Earlier the U.S. Office of Foreign Assets Control (OFAC) imposed sanctions on the crypto mixer Tornado Cash. Elliptic analysts say the platform was actively used to launder NFT-related proceeds.

Also the U.S. and Germany, with support from Belgium, Poland and Switzerland, seized servers of the crypto mixer ChipMixer. According to law enforcement, the service, founded in 2017, helped launder more than 152,000 BTC (~$2.88 billion) during its existence. Information following the shutdown of Hydra allowed investigators to establish its links to a dark-net marketplace.

Despite the U.S. lagging Europe in global crypto regulation, both jurisdictions take the fight against money laundering seriously.

In July 2023 the U.S. Senate adopted amendments to the NDAA that tighten oversight of crypto mixers, anonymous coins and digital asset trading venues. American officials also proposed a framework to impose strict AML standards on DeFi protocols.

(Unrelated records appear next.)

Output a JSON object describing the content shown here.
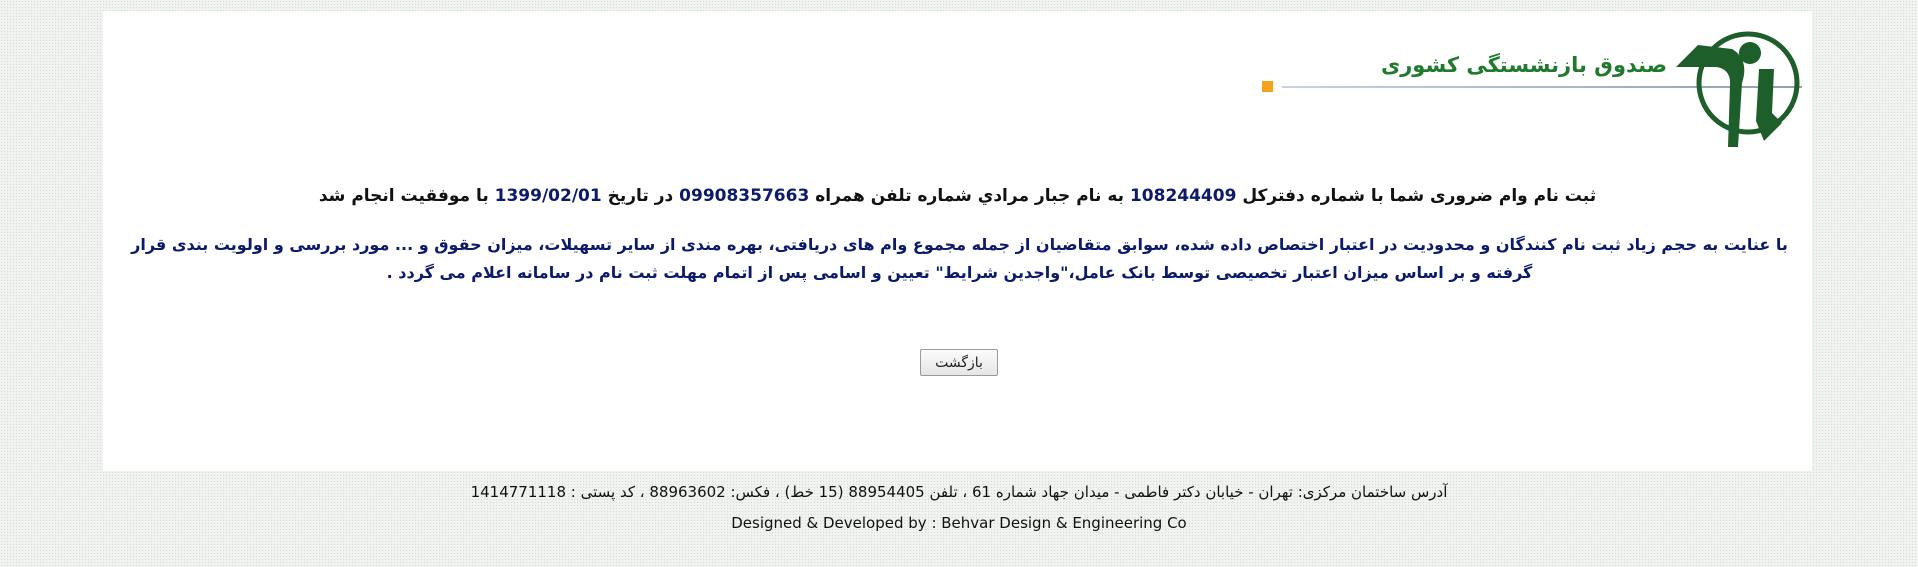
{
  "header": {
    "logo_text": "صندوق بازنشستگی کشوری"
  },
  "message": {
    "line1_prefix": "ثبت نام وام ضروری شما با شماره دفترکل",
    "ledger_number": "108244409",
    "line1_mid1": "به نام جبار مرادي شماره تلفن همراه",
    "phone": "09908357663",
    "line1_mid2": "در تاریخ",
    "date": "1399/02/01",
    "line1_suffix": "با موفقیت انجام شد",
    "line2": "با عنایت به حجم زیاد ثبت نام کنندگان و محدودیت در اعتبار اختصاص داده شده، سوابق متقاضیان از جمله مجموع وام های دریافتی، بهره مندی از سایر تسهیلات، میزان حقوق و ... مورد بررسی و اولویت بندی قرار گرفته و بر اساس میزان اعتبار تخصیصی توسط بانک عامل،\"واجدین شرایط\" تعیین و اسامی پس از اتمام مهلت ثبت نام در سامانه اعلام می گردد ."
  },
  "actions": {
    "back_label": "بازگشت"
  },
  "footer": {
    "address": "آدرس ساختمان مرکزی: تهران - خیابان دکتر فاطمی - میدان جهاد شماره 61 ، تلفن 88954405 (15 خط) ، فکس: 88963602 ، کد پستی : 1414771118",
    "credit": "Designed & Developed by : Behvar Design & Engineering Co"
  },
  "colors": {
    "brand_green": "#1f7a2e",
    "emblem_green": "#1d5e2a",
    "accent_orange": "#f4a21b",
    "message_blue": "#0b1a6b"
  }
}
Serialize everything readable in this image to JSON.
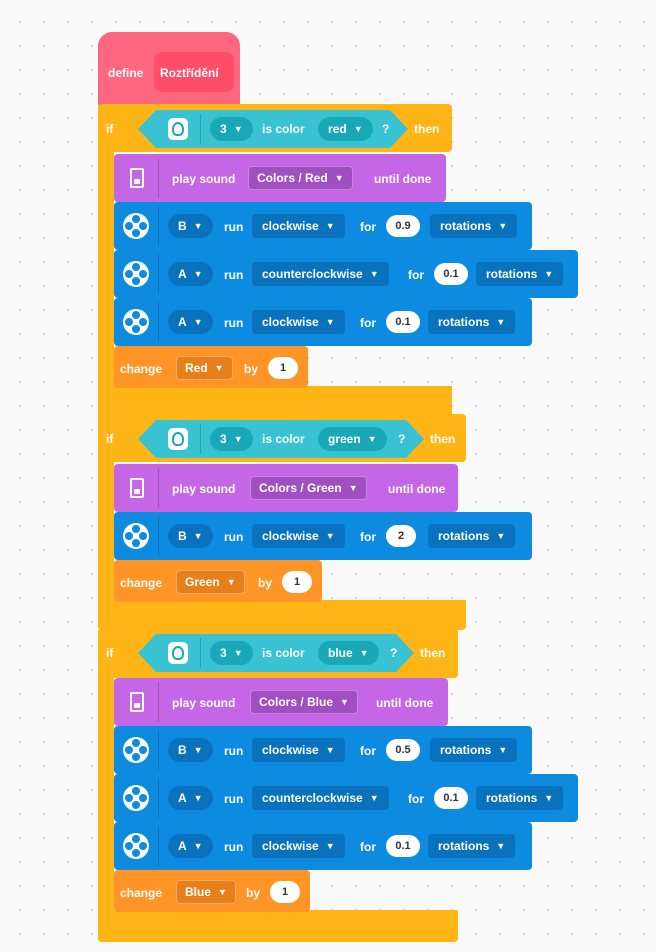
{
  "define": {
    "keyword": "define",
    "name": "Roztřídění"
  },
  "groups": [
    {
      "if_label": "if",
      "then_label": "then",
      "port": "3",
      "is_color": "is color",
      "color": "red",
      "question": "?",
      "sound": {
        "play": "play sound",
        "value": "Colors / Red",
        "until": "until done"
      },
      "motors": [
        {
          "port": "B",
          "run": "run",
          "dir": "clockwise",
          "for": "for",
          "amount": "0.9",
          "unit": "rotations"
        },
        {
          "port": "A",
          "run": "run",
          "dir": "counterclockwise",
          "for": "for",
          "amount": "0.1",
          "unit": "rotations"
        },
        {
          "port": "A",
          "run": "run",
          "dir": "clockwise",
          "for": "for",
          "amount": "0.1",
          "unit": "rotations"
        }
      ],
      "change": {
        "label": "change",
        "variable": "Red",
        "by": "by",
        "value": "1"
      }
    },
    {
      "if_label": "if",
      "then_label": "then",
      "port": "3",
      "is_color": "is color",
      "color": "green",
      "question": "?",
      "sound": {
        "play": "play sound",
        "value": "Colors / Green",
        "until": "until done"
      },
      "motors": [
        {
          "port": "B",
          "run": "run",
          "dir": "clockwise",
          "for": "for",
          "amount": "2",
          "unit": "rotations"
        }
      ],
      "change": {
        "label": "change",
        "variable": "Green",
        "by": "by",
        "value": "1"
      }
    },
    {
      "if_label": "if",
      "then_label": "then",
      "port": "3",
      "is_color": "is color",
      "color": "blue",
      "question": "?",
      "sound": {
        "play": "play sound",
        "value": "Colors / Blue",
        "until": "until done"
      },
      "motors": [
        {
          "port": "B",
          "run": "run",
          "dir": "clockwise",
          "for": "for",
          "amount": "0.5",
          "unit": "rotations"
        },
        {
          "port": "A",
          "run": "run",
          "dir": "counterclockwise",
          "for": "for",
          "amount": "0.1",
          "unit": "rotations"
        },
        {
          "port": "A",
          "run": "run",
          "dir": "clockwise",
          "for": "for",
          "amount": "0.1",
          "unit": "rotations"
        }
      ],
      "change": {
        "label": "change",
        "variable": "Blue",
        "by": "by",
        "value": "1"
      }
    }
  ],
  "colors": {
    "define": "#ff6680",
    "define_arg": "#ff4d6a",
    "control": "#ffb515",
    "sensor": "#38c2d2",
    "sensor_dark": "#1aa8b8",
    "sound": "#c466e6",
    "sound_dark": "#a14ec2",
    "motor": "#0d8be0",
    "motor_dark": "#0a72bd",
    "variable": "#ff9526",
    "variable_dark": "#e7801b"
  }
}
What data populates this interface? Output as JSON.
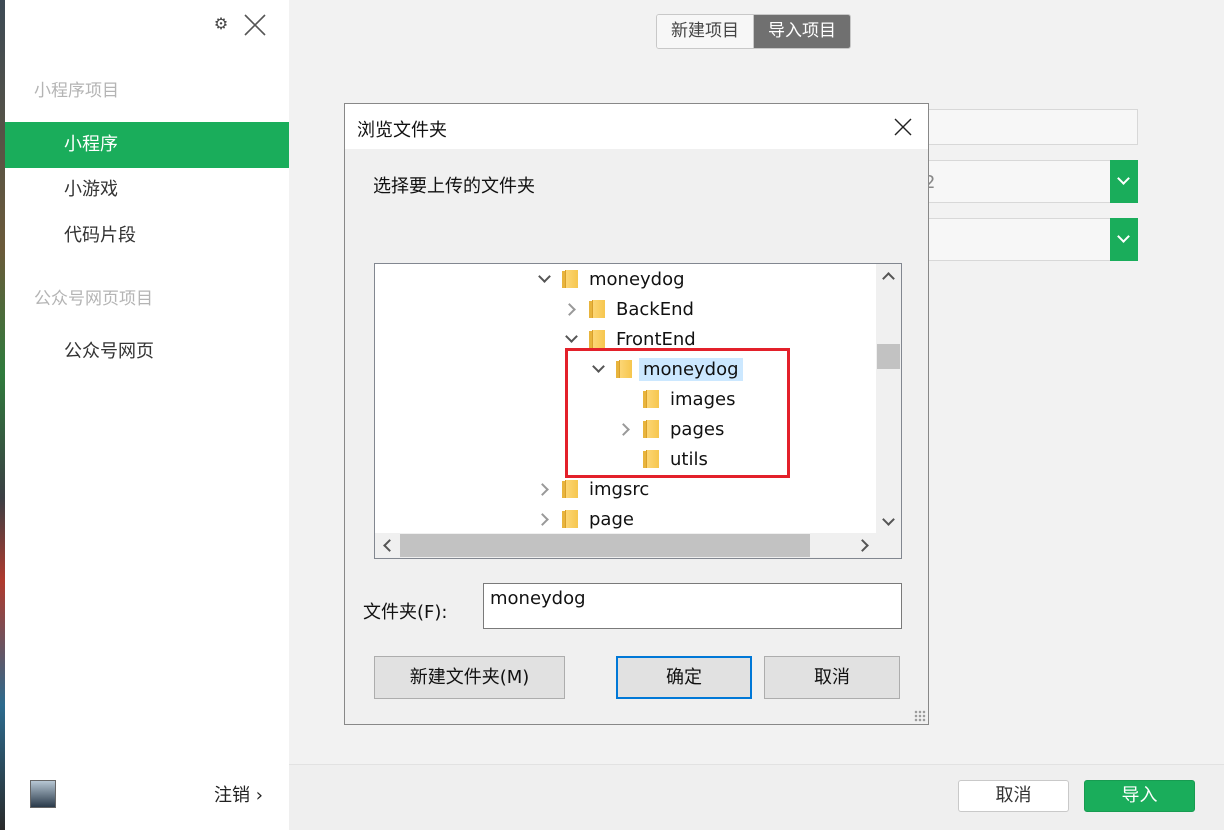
{
  "sidebar": {
    "sections": [
      {
        "title": "小程序项目",
        "items": [
          "小程序",
          "小游戏",
          "代码片段"
        ]
      },
      {
        "title": "公众号网页项目",
        "items": [
          "公众号网页"
        ]
      }
    ],
    "active_item": "小程序",
    "logout_label": "注销 ›"
  },
  "header": {
    "tabs": [
      {
        "label": "新建项目",
        "active": false
      },
      {
        "label": "导入项目",
        "active": true
      }
    ]
  },
  "background_form": {
    "field_fragment": "2"
  },
  "footer": {
    "cancel_label": "取消",
    "import_label": "导入"
  },
  "dialog": {
    "title": "浏览文件夹",
    "prompt": "选择要上传的文件夹",
    "tree": [
      {
        "label": "moneydog",
        "depth": 0,
        "expander": "down",
        "selected": false
      },
      {
        "label": "BackEnd",
        "depth": 1,
        "expander": "right",
        "selected": false
      },
      {
        "label": "FrontEnd",
        "depth": 1,
        "expander": "down",
        "selected": false
      },
      {
        "label": "moneydog",
        "depth": 2,
        "expander": "down",
        "selected": true
      },
      {
        "label": "images",
        "depth": 3,
        "expander": "none",
        "selected": false
      },
      {
        "label": "pages",
        "depth": 3,
        "expander": "right",
        "selected": false
      },
      {
        "label": "utils",
        "depth": 3,
        "expander": "none",
        "selected": false
      },
      {
        "label": "imgsrc",
        "depth": 0,
        "expander": "right",
        "selected": false
      },
      {
        "label": "page",
        "depth": 0,
        "expander": "right",
        "selected": false
      }
    ],
    "folder_field_label": "文件夹(F):",
    "folder_field_value": "moneydog",
    "new_folder_label": "新建文件夹(M)",
    "ok_label": "确定",
    "cancel_label": "取消"
  },
  "colors": {
    "accent_green": "#1aad5b",
    "highlight_red": "#e3202a",
    "selection_blue": "#cce8ff",
    "default_button_border": "#0078d7"
  }
}
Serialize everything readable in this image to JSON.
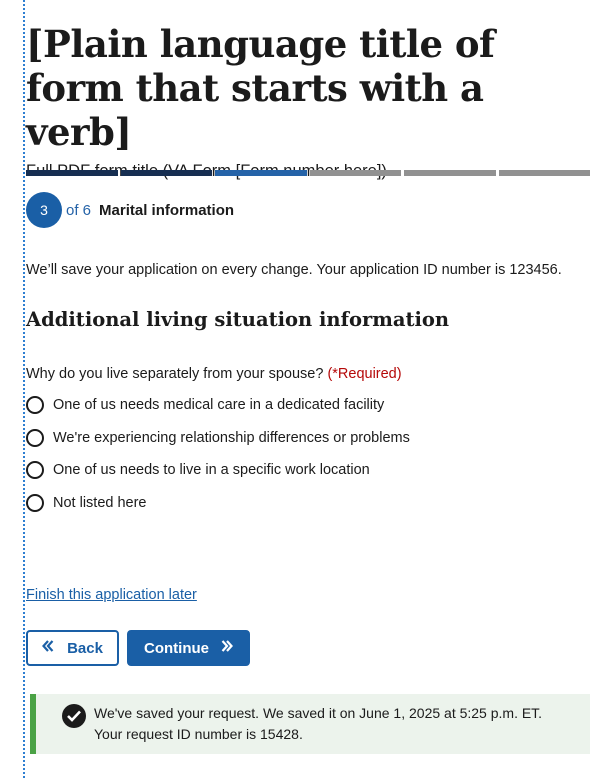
{
  "header": {
    "title": "[Plain language title of form that starts with a verb]",
    "subtitle": "Full PDF form title (VA Form [Form number here])"
  },
  "progress": {
    "total_segments": 6,
    "completed_segments": 2,
    "current_segment": 3
  },
  "step": {
    "number": "3",
    "of_text": "of 6",
    "name": "Marital information"
  },
  "save_note": "We’ll save your application on every change. Your application ID number is 123456.",
  "section": {
    "title": "Additional living situation information"
  },
  "question": {
    "label": "Why do you live separately from your spouse?",
    "required_text": "(*Required)",
    "options": [
      "One of us needs medical care in a dedicated facility",
      "We're experiencing relationship differences or problems",
      "One of us needs to live in a specific work location",
      "Not listed here"
    ]
  },
  "finish_link": "Finish this application later",
  "buttons": {
    "back_label": "Back",
    "continue_label": "Continue",
    "back_icon": "chevron-double-left-icon",
    "continue_icon": "chevron-double-right-icon"
  },
  "alert": {
    "icon": "check-circle-icon",
    "line1": "We've saved your request. We saved it on June 1, 2025 at 5:25 p.m. ET.",
    "line2": "Your request ID number is 15428."
  },
  "colors": {
    "primary": "#1a5fa6",
    "progress_done": "#162e51",
    "progress_current": "#2563a8",
    "progress_todo": "#919191",
    "required": "#b50909",
    "success_border": "#4aa245",
    "success_bg": "#ecf3ec"
  }
}
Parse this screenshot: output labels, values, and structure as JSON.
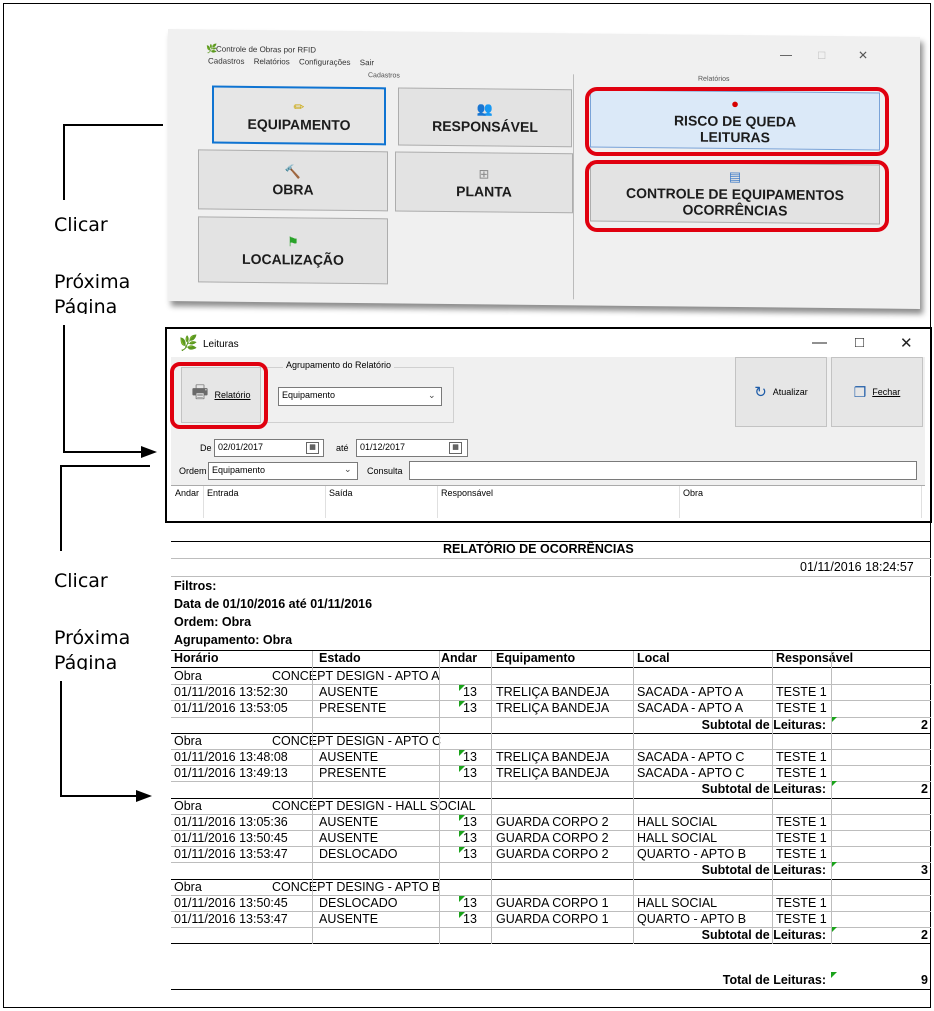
{
  "annotations": {
    "click1": "Clicar",
    "next1": "Próxima Página",
    "click2": "Clicar",
    "next2": "Próxima Página"
  },
  "main_window": {
    "title": "Controle de Obras por RFID",
    "menu": [
      "Cadastros",
      "Relatórios",
      "Configurações",
      "Sair"
    ],
    "controls": {
      "minimize": "—",
      "maximize": "□",
      "close": "✕"
    },
    "cadastros_header": "Cadastros",
    "relatorios_header": "Relatórios",
    "buttons": {
      "equipamento": "EQUIPAMENTO",
      "responsavel": "RESPONSÁVEL",
      "obra": "OBRA",
      "planta": "PLANTA",
      "localizacao": "LOCALIZAÇÃO",
      "risco_line1": "RISCO DE QUEDA",
      "risco_line2": "LEITURAS",
      "controle_line1": "CONTROLE DE EQUIPAMENTOS",
      "controle_line2": "OCORRÊNCIAS"
    },
    "colors": {
      "highlight": "#e0000f",
      "selected_border": "#0f74d2"
    }
  },
  "leituras_window": {
    "title": "Leituras",
    "controls": {
      "minimize": "—",
      "maximize": "□",
      "close": "✕"
    },
    "relatorio_button": "Relatório",
    "group_label": "Agrupamento do Relatório",
    "agrupamento_value": "Equipamento",
    "atualizar_button": "Atualizar",
    "fechar_button": "Fechar",
    "de_label": "De",
    "de_value": "02/01/2017",
    "ate_label": "até",
    "ate_value": "01/12/2017",
    "ordem_label": "Ordem",
    "ordem_value": "Equipamento",
    "consulta_label": "Consulta",
    "consulta_value": "",
    "columns": [
      "Andar",
      "Entrada",
      "Saída",
      "Responsável",
      "Obra"
    ]
  },
  "report": {
    "title": "RELATÓRIO DE OCORRÊNCIAS",
    "timestamp": "01/11/2016 18:24:57",
    "filtros_label": "Filtros:",
    "filtro_data": "Data de 01/10/2016 até 01/11/2016",
    "filtro_ordem": "Ordem: Obra",
    "filtro_agrupamento": "Agrupamento: Obra",
    "columns": [
      "Horário",
      "Estado",
      "Andar",
      "Equipamento",
      "Local",
      "Responsável"
    ],
    "group_label": "Obra",
    "subtotal_label": "Subtotal de Leituras:",
    "total_label": "Total de Leituras:",
    "total_value": "9",
    "groups": [
      {
        "obra": "CONCEPT DESIGN - APTO A",
        "rows": [
          {
            "horario": "01/11/2016 13:52:30",
            "estado": "AUSENTE",
            "andar": "13",
            "equipamento": "TRELIÇA BANDEJA",
            "local": "SACADA - APTO A",
            "responsavel": "TESTE 1"
          },
          {
            "horario": "01/11/2016 13:53:05",
            "estado": "PRESENTE",
            "andar": "13",
            "equipamento": "TRELIÇA BANDEJA",
            "local": "SACADA - APTO A",
            "responsavel": "TESTE 1"
          }
        ],
        "subtotal": "2"
      },
      {
        "obra": "CONCEPT DESIGN - APTO C",
        "rows": [
          {
            "horario": "01/11/2016 13:48:08",
            "estado": "AUSENTE",
            "andar": "13",
            "equipamento": "TRELIÇA BANDEJA",
            "local": "SACADA - APTO C",
            "responsavel": "TESTE 1"
          },
          {
            "horario": "01/11/2016 13:49:13",
            "estado": "PRESENTE",
            "andar": "13",
            "equipamento": "TRELIÇA BANDEJA",
            "local": "SACADA - APTO C",
            "responsavel": "TESTE 1"
          }
        ],
        "subtotal": "2"
      },
      {
        "obra": "CONCEPT DESIGN - HALL SOCIAL",
        "rows": [
          {
            "horario": "01/11/2016 13:05:36",
            "estado": "AUSENTE",
            "andar": "13",
            "equipamento": "GUARDA CORPO 2",
            "local": "HALL SOCIAL",
            "responsavel": "TESTE 1"
          },
          {
            "horario": "01/11/2016 13:50:45",
            "estado": "AUSENTE",
            "andar": "13",
            "equipamento": "GUARDA CORPO 2",
            "local": "HALL SOCIAL",
            "responsavel": "TESTE 1"
          },
          {
            "horario": "01/11/2016 13:53:47",
            "estado": "DESLOCADO",
            "andar": "13",
            "equipamento": "GUARDA CORPO 2",
            "local": "QUARTO - APTO B",
            "responsavel": "TESTE 1"
          }
        ],
        "subtotal": "3"
      },
      {
        "obra": "CONCEPT DESING - APTO B",
        "rows": [
          {
            "horario": "01/11/2016 13:50:45",
            "estado": "DESLOCADO",
            "andar": "13",
            "equipamento": "GUARDA CORPO 1",
            "local": "HALL SOCIAL",
            "responsavel": "TESTE 1"
          },
          {
            "horario": "01/11/2016 13:53:47",
            "estado": "AUSENTE",
            "andar": "13",
            "equipamento": "GUARDA CORPO 1",
            "local": "QUARTO - APTO B",
            "responsavel": "TESTE 1"
          }
        ],
        "subtotal": "2"
      }
    ]
  }
}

European Parliament committees on Economic Affairs and Internal Affairs also approved a text extending AML requirements to DAOs and other Web3 platforms. The provisions would require tracking procedures for all transactions above €1000 ($1080).

The act applies to crypto firms if they are controlled directly or indirectly, including through smart contracts or voting protocols, by identifiable individuals or legal entities.

“AML standards are not about choking crypto, but about bringing it to the common standards of the financial world. On the one hand, that is good news; it marks greater institutionalisation of crypto. For supporters of decentralisation, this is bad news. The new standards will lead to broader use of crypto — just someone will be watching you,” summarises Nayki Yeremenko.